いずれも法律で定められたもので、子どもや若者の支援では経済的困窮など、家庭内の課題、日常生活または社会的生活を営む上での困難については働くことや社会的孤立、差別など7つの小項目を提示しています。
いずれも優先順位はない重要課題です。その中で現場における社会的課題を知っているのはやはりNPO/NGOの皆さんです。今後、資金分配団体の申請、審査を通じ、書類審査やヒアリングで対話を重ねていく中で、より具体的になっていくと思います。
「オープンイノベーション」で政府や自治体の隙間を埋める
――ソーシャルインパクト(社会的影響力)を持った事業を展開することは容易ではありません。JANPIAとしての独自性を出すために、どのような活動を行っていきますか。
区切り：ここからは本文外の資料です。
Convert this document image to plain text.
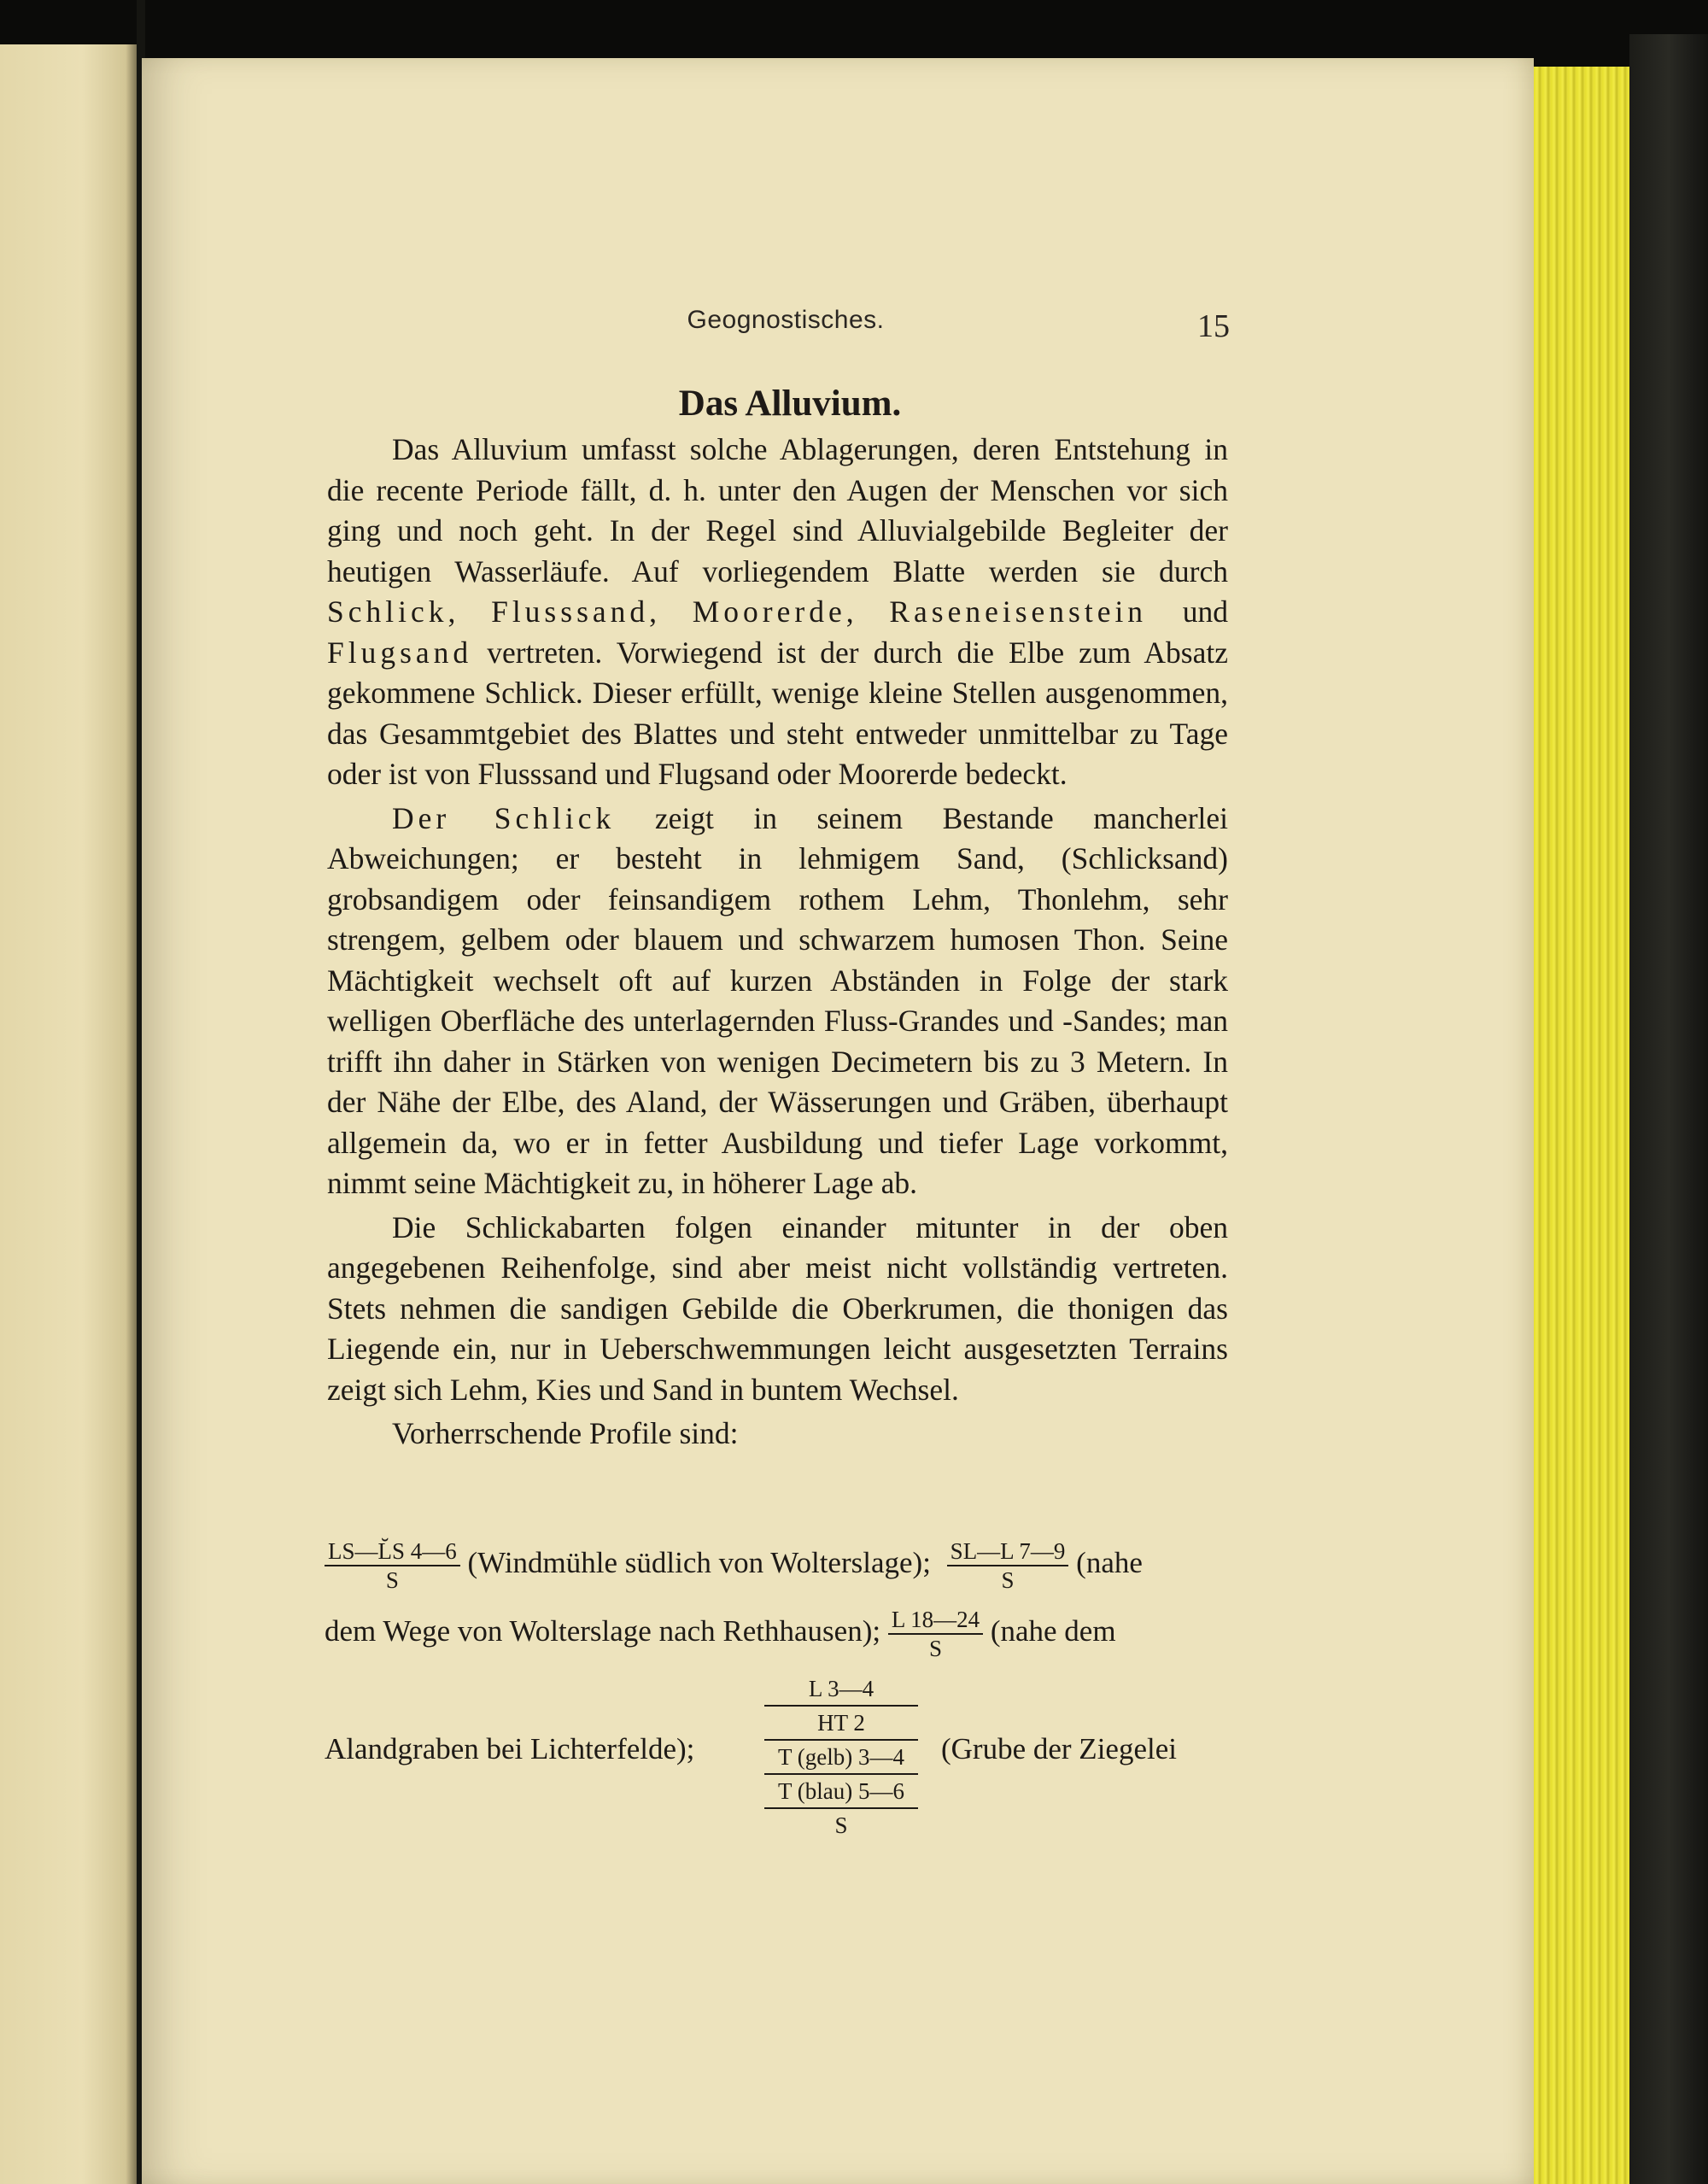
Geognostisches.	15
Das Alluvium.

Das Alluvium umfasst solche Ablagerungen, deren Entstehung in die recente Periode fällt, d. h. unter den Augen der Menschen vor sich ging und noch geht. In der Regel sind Alluvialgebilde Begleiter der heutigen Wasserläufe. Auf vorliegendem Blatte werden sie durch Schlick, Flusssand, Moorerde, Raseneisenstein und Flugsand vertreten. Vorwiegend ist der durch die Elbe zum Absatz gekommene Schlick. Dieser erfüllt, wenige kleine Stellen ausgenommen, das Gesammtgebiet des Blattes und steht entweder unmittelbar zu Tage oder ist von Flusssand und Flugsand oder Moorerde bedeckt.

Der Schlick zeigt in seinem Bestande mancherlei Abweichungen; er besteht in lehmigem Sand, (Schlicksand) grobsandigem oder feinsandigem rothem Lehm, Thonlehm, sehr strengem, gelbem oder blauem und schwarzem humosen Thon. Seine Mächtigkeit wechselt oft auf kurzen Abständen in Folge der stark welligen Oberfläche des unterlagernden Fluss-Grandes und -Sandes; man trifft ihn daher in Stärken von wenigen Decimetern bis zu 3 Metern. In der Nähe der Elbe, des Aland, der Wässerungen und Gräben, überhaupt allgemein da, wo er in fetter Ausbildung und tiefer Lage vorkommt, nimmt seine Mächtigkeit zu, in höherer Lage ab.

Die Schlickabarten folgen einander mitunter in der oben angegebenen Reihenfolge, sind aber meist nicht vollständig vertreten. Stets nehmen die sandigen Gebilde die Oberkrumen, die thonigen das Liegende ein, nur in Ueberschwemmungen leicht ausgesetzten Terrains zeigt sich Lehm, Kies und Sand in buntem Wechsel.

Vorherrschende Profile sind:

$\frac{LS—L̆S 4—6}{S}$ (Windmühle südlich von Wolterslage); $\frac{SL—L 7—9}{S}$ (nahe
dem Wege von Wolterslage nach Rethhausen); $\frac{L 18—24}{S}$ (nahe dem
L 3—4
HT 2
T (gelb) 3—4
T (blau) 5—6
S
Alandgraben bei Lichterfelde);	(Grube der Ziegelei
NPO/NGOの方々は高い志を持って地域に根差した活動を展開してきました。一方で、こうした組織は財政や専門人材の面で決して充分とは言えません。特に人材面では人手だけでなく、プログラムをマネジメントできる人が不十分です。休眠預金を活動資金として活用するとともに、その一部を基盤整備、次世代の育成にも使って、今の課題と将来の課題を同時に解決していく。私たちはこの制度を市民活動がより充実したものにするための機会と捉えています。
これまでもさまざまな補助金、助成金制度があり、地方自治体でもそういう活動が行われてきた経緯もあります。JANPIAは組織名に「連携」という言葉を入れました。普通は「促進」といった名称を使いますが、私自身も「連携」にこだわりました。
社会課題の解決は簡単ではありません、さまざまなステークホルダーとの連携があって初めてイノベーション、新たな価値創造に繋がると考えるからです。これまで単体に活動してきたものが連携するチャンスを創出していく。それがJANPIAのミッションです。